Musings

Why science fiction and fantasy?

One thing I’m struck by the few times I’ve sold books at local markets is the number of women over a certain age who, when presented with a sci-fi or fantasy book – respond with ‘oh no, I don’t read that stuff’. I don’t know if this is a gender thing or an age thing, and those are probably waters too deep for me to navigate. All I know is, as someone who was assigned female at birth (I think AFAB is the acronym for the cool kids) and who still identifies as such, I’ve always read sci-fi and fantasy more than any other genres, and it was only natural that I write it.

I often put my affinity for the broader genre down to my mom’s affinity for it — she read us Narnia and the Hobbit as bedtime stories — but maybe there’s more to it. I’ve been thinking lately about why it’s great, and here are my reasons from the small and personal to the societal.

Sci-fi and fantasy together by one of my favourite artists

It’s fun

Escapism isn’t necessarily a bad thing. Getting away from the stress and pressures of life, getting to a place where all that can churn away in the background, can be a good thing.
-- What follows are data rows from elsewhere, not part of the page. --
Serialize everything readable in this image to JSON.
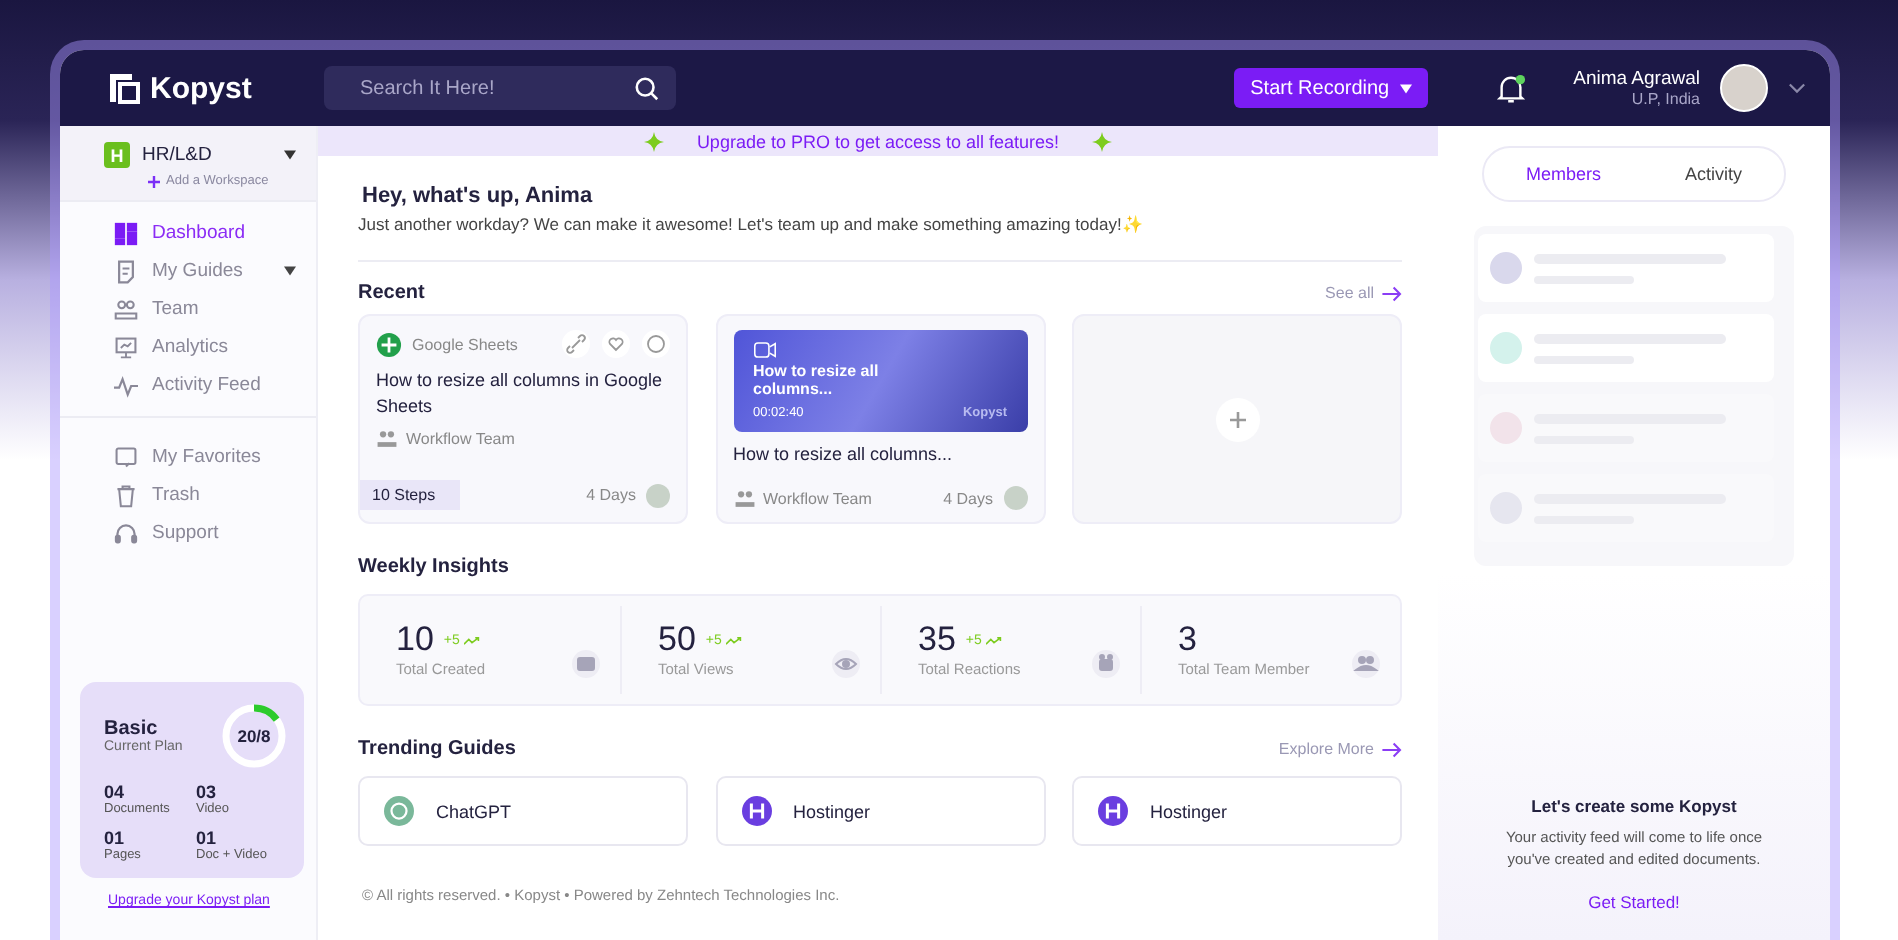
{
  "header": {
    "logo": "Kopyst",
    "search": {
      "placeholder": "Search It Here!"
    },
    "record_button": "Start Recording",
    "notification_dot": true,
    "user": {
      "name": "Anima Agrawal",
      "location": "U.P, India"
    }
  },
  "banner": "Upgrade to PRO to get access to all features!",
  "sidebar": {
    "workspace": {
      "initial": "H",
      "name": "HR/L&D",
      "add_label": "Add a Workspace"
    },
    "items": [
      {
        "label": "Dashboard",
        "selected": true,
        "caret": false
      },
      {
        "label": "My Guides",
        "selected": false,
        "caret": true
      },
      {
        "label": "Team",
        "selected": false,
        "caret": false
      },
      {
        "label": "Analytics",
        "selected": false,
        "caret": false
      },
      {
        "label": "Activity Feed",
        "selected": false,
        "caret": false
      }
    ],
    "items_2": [
      {
        "label": "My Favorites",
        "selected": false,
        "caret": false
      },
      {
        "label": "Trash",
        "selected": false,
        "caret": false
      },
      {
        "label": "Support",
        "selected": false,
        "caret": false
      }
    ],
    "plan": {
      "name": "Basic",
      "subtitle": "Current Plan",
      "usage": "20/8",
      "level": 0.15,
      "stats": [
        {
          "value": "04",
          "label": "Documents"
        },
        {
          "value": "03",
          "label": "Video"
        },
        {
          "value": "01",
          "label": "Pages"
        },
        {
          "value": "01",
          "label": "Doc + Video"
        }
      ]
    },
    "upgrade_link": "Upgrade your Kopyst plan"
  },
  "greeting": {
    "title": "Hey, what's up, Anima",
    "subtitle": "Just another workday? We can make it awesome! Let's team up and make something amazing today!✨"
  },
  "recent": {
    "title": "Recent",
    "link": "See all",
    "cards": [
      {
        "kind": "doc",
        "app": "Google Sheets",
        "title": "How to resize all columns in Google Sheets",
        "team": "Workflow Team",
        "steps": "10 Steps",
        "age": "4 Days"
      },
      {
        "kind": "video",
        "video_title": "How to resize all columns...",
        "duration": "00:02:40",
        "watermark": "Kopyst",
        "title": "How to resize all columns...",
        "team": "Workflow Team",
        "age": "4 Days"
      },
      {
        "kind": "add"
      }
    ]
  },
  "insights": {
    "title": "Weekly Insights",
    "stats": [
      {
        "value": "10",
        "delta": "+5",
        "label": "Total Created"
      },
      {
        "value": "50",
        "delta": "+5",
        "label": "Total Views"
      },
      {
        "value": "35",
        "delta": "+5",
        "label": "Total Reactions"
      },
      {
        "value": "3",
        "label": "Total Team Member"
      }
    ]
  },
  "trending": {
    "title": "Trending Guides",
    "link": "Explore More",
    "items": [
      {
        "name": "ChatGPT"
      },
      {
        "name": "Hostinger"
      },
      {
        "name": "Hostinger"
      }
    ]
  },
  "footer": "© All rights reserved. • Kopyst • Powered by Zehntech Technologies Inc.",
  "right_panel": {
    "tabs": [
      {
        "label": "Members",
        "selected": true
      },
      {
        "label": "Activity",
        "selected": false
      }
    ],
    "empty_title": "Let's create some Kopyst",
    "empty_text": "Your activity feed will come to life once you've created and edited documents.",
    "cta": "Get Started!"
  }
}
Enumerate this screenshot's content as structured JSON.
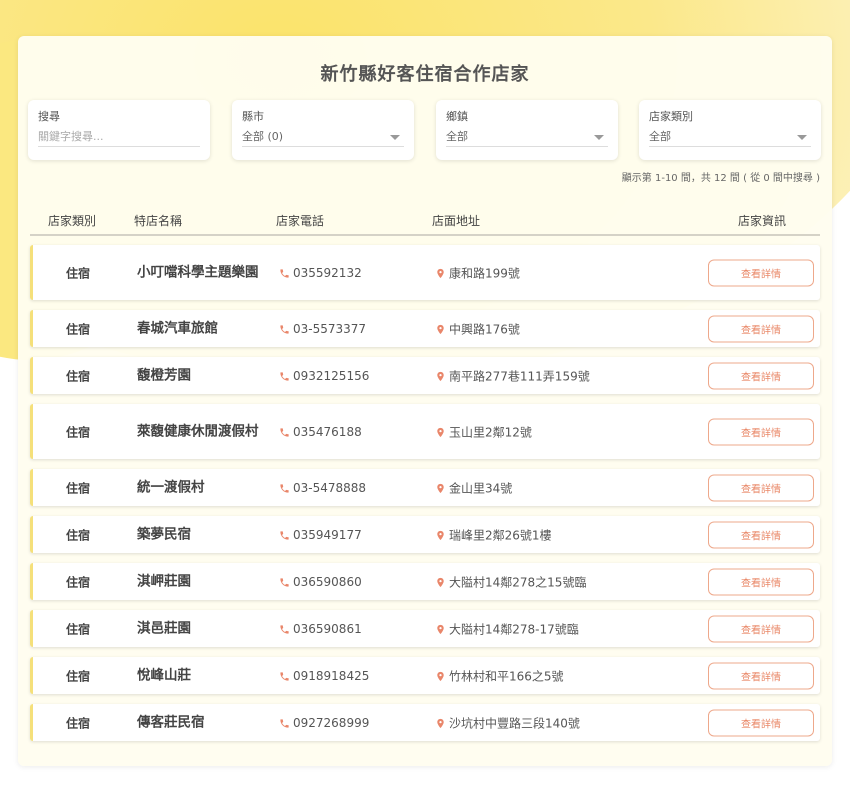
{
  "page": {
    "title": "新竹縣好客住宿合作店家"
  },
  "filters": {
    "search": {
      "label": "搜尋",
      "placeholder": "關鍵字搜尋..."
    },
    "county": {
      "label": "縣市",
      "value": "全部 (0)"
    },
    "township": {
      "label": "鄉鎮",
      "value": "全部"
    },
    "category": {
      "label": "店家類別",
      "value": "全部"
    }
  },
  "summary": "顯示第 1-10 間，共 12 間 ( 從 0 間中搜尋 )",
  "table": {
    "headers": {
      "type": "店家類別",
      "name": "特店名稱",
      "phone": "店家電話",
      "address": "店面地址",
      "info": "店家資訊"
    },
    "button_label": "查看詳情",
    "rows": [
      {
        "type": "住宿",
        "name": "小叮噹科學主題樂園",
        "phone": "035592132",
        "address": "康和路199號"
      },
      {
        "type": "住宿",
        "name": "春城汽車旅館",
        "phone": "03-5573377",
        "address": "中興路176號"
      },
      {
        "type": "住宿",
        "name": "馥橙芳園",
        "phone": "0932125156",
        "address": "南平路277巷111弄159號"
      },
      {
        "type": "住宿",
        "name": "萊馥健康休閒渡假村",
        "phone": "035476188",
        "address": "玉山里2鄰12號"
      },
      {
        "type": "住宿",
        "name": "統一渡假村",
        "phone": "03-5478888",
        "address": "金山里34號"
      },
      {
        "type": "住宿",
        "name": "築夢民宿",
        "phone": "035949177",
        "address": "瑞峰里2鄰26號1樓"
      },
      {
        "type": "住宿",
        "name": "淇岬莊園",
        "phone": "036590860",
        "address": "大隘村14鄰278之15號臨"
      },
      {
        "type": "住宿",
        "name": "淇邑莊園",
        "phone": "036590861",
        "address": "大隘村14鄰278-17號臨"
      },
      {
        "type": "住宿",
        "name": "悅峰山莊",
        "phone": "0918918425",
        "address": "竹林村和平166之5號"
      },
      {
        "type": "住宿",
        "name": "傳客莊民宿",
        "phone": "0927268999",
        "address": "沙坑村中豐路三段140號"
      }
    ]
  },
  "icons": {
    "phone": "phone-icon",
    "address": "map-pin-icon"
  },
  "colors": {
    "accent": "#e98868",
    "icon": "#e9866a",
    "row_border": "#f5e07a",
    "background_blob": "#fbe36a"
  }
}
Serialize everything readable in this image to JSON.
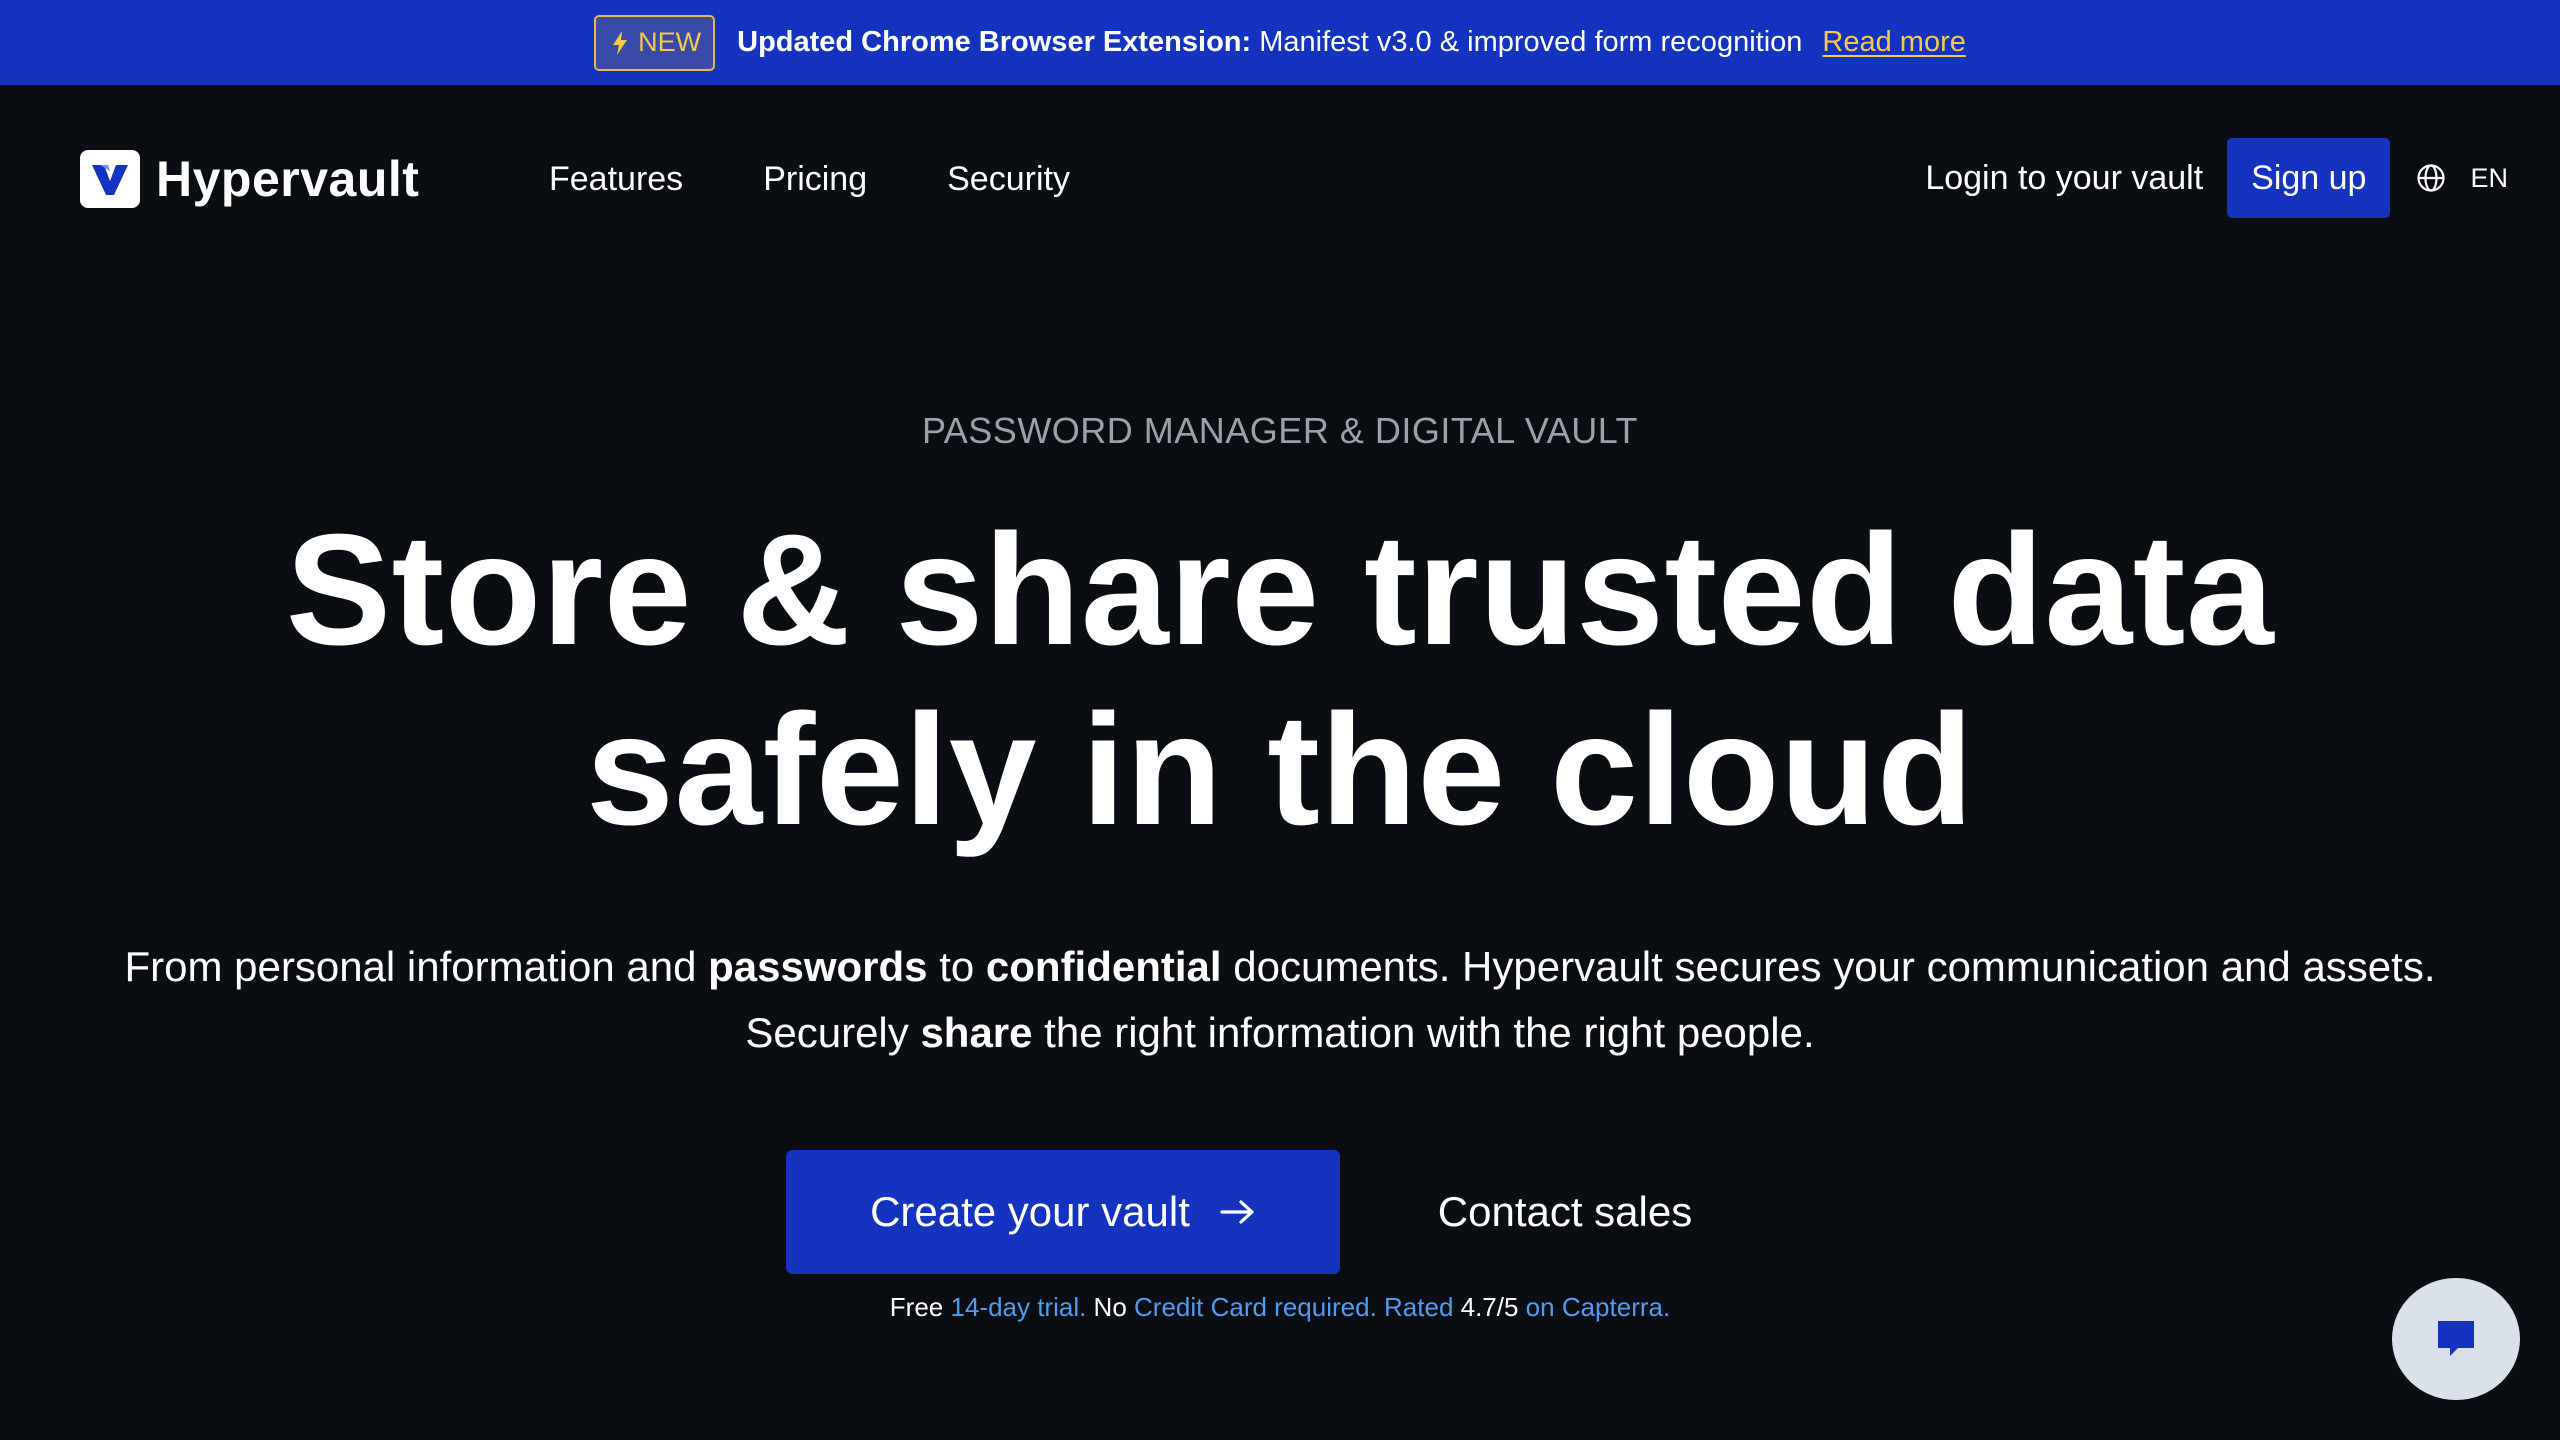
{
  "banner": {
    "badge_label": "NEW",
    "badge_icon": "lightning-bolt-icon",
    "title": "Updated Chrome Browser Extension:",
    "message": " Manifest v3.0 & improved form recognition",
    "link_label": "Read more"
  },
  "navbar": {
    "brand": "Hypervault",
    "links": [
      "Features",
      "Pricing",
      "Security"
    ],
    "login_label": "Login to your vault",
    "signup_label": "Sign up",
    "language": "EN",
    "language_icon": "globe-icon"
  },
  "hero": {
    "eyebrow": "PASSWORD MANAGER & DIGITAL VAULT",
    "headline_line1": "Store & share trusted data",
    "headline_line2": "safely in the cloud",
    "sub": {
      "t1": "From personal information and ",
      "b1": "passwords",
      "t2": " to ",
      "b2": "confidential",
      "t3": " documents. Hypervault secures your communication and assets. Securely ",
      "b3": "share",
      "t4": " the right information with the right people."
    }
  },
  "cta": {
    "primary_label": "Create your vault",
    "primary_icon": "arrow-right-icon",
    "secondary_label": "Contact sales"
  },
  "trial_note": {
    "p1": "Free ",
    "p2": "14-day trial.",
    "p3": " No ",
    "p4": "Credit Card required.",
    "p5": " Rated ",
    "p6": "4.7/5",
    "p7": " on Capterra."
  },
  "chat": {
    "icon": "chat-bubble-icon"
  },
  "colors": {
    "background": "#0a0e12",
    "brand_blue": "#1433bf",
    "badge_yellow": "#f5c94f",
    "link_blue": "#4f9cf0",
    "muted_gray": "#9aa1aa"
  }
}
Nota bene: I started drafting this post a few months ago, well before we found ourselves in the midst of the COVID-19 pandemic. Escape is sometimes a good thing.

One of the reasons I do yoga, why I garden and why I choose to run outside even when it’s raining is because of that feeling of my entire body inhaling and exhaling (and why, so far, I’m still doing my morning “walk to work” even though I’m working from home for a while). It’s like a bath for my brain or my soul or my [insert self thingy here]. Finishing a good, romping story is the same.

It’s magical

Yes, even science fiction — even hard science fiction — is, for most of us, a little magical. And again, that’s not a bad thing.

You know that tingly feeling you get when you see a clever octopus, a fantastic sunrise, or a picture of resplendent Jupiter? To me, that’s magic.

That flutter in your gut when you enter into a hushed clearing in the woods, an empty church or temple, or onto a stage before the audience arrives? That’s magic.

And I would hazard to say we don’t experience that much these day. But maybe we just need to train our magic senses. Maybe try practicing wonder and awe and amazement. Watch the next rover landing and consider that modern humans have only existed for ~200,000 of the Earth’s 4.5 billion years. We didn’t have a full view of our own solar system until roughly 300 years ago. And now at least two artificial objects have passed the heliopause and left the solar system. It gives me goosebumps.

Now onto the things that aren’t about me…at least not directly.

It inspires invention

This one is more about the scifi, I guess, but maybe you have ideas about how fantasy inspires invention…beyond the addition of second breakfast to the list of meals.

You might have heard how the flip phone was inspired by the original tricorder; we can now 3D print food, which is kind of like a replicator; and you might have read about the recent success of teleportation.

It inspires social change

Both sci-fi and fantasy — but especially sci-fi — are agents of social change.

Take Star Trek. Over the years, in all its iterations, the show has addressed social issues, either head-on or indirectly. Some examples:

  • Fighting racism with Uhura and Kirk’s kiss
  • Constantly humanizing the “other”…even when they’re an alien (think Quark becoming a trusted ally, and obviously the development of the Klingons from caricatures to a complex society). But more importantly, when they’re not alien — having Chekov on the bridge during the Cold War.

I think because sci-fi and fantasy takes place in an unreal world, people don’t feel their world view threatened by it. But sci-fi especially often presents itself as a real potential future. And a show life Star Trek that presents overall a very positive, fair, just version of the future.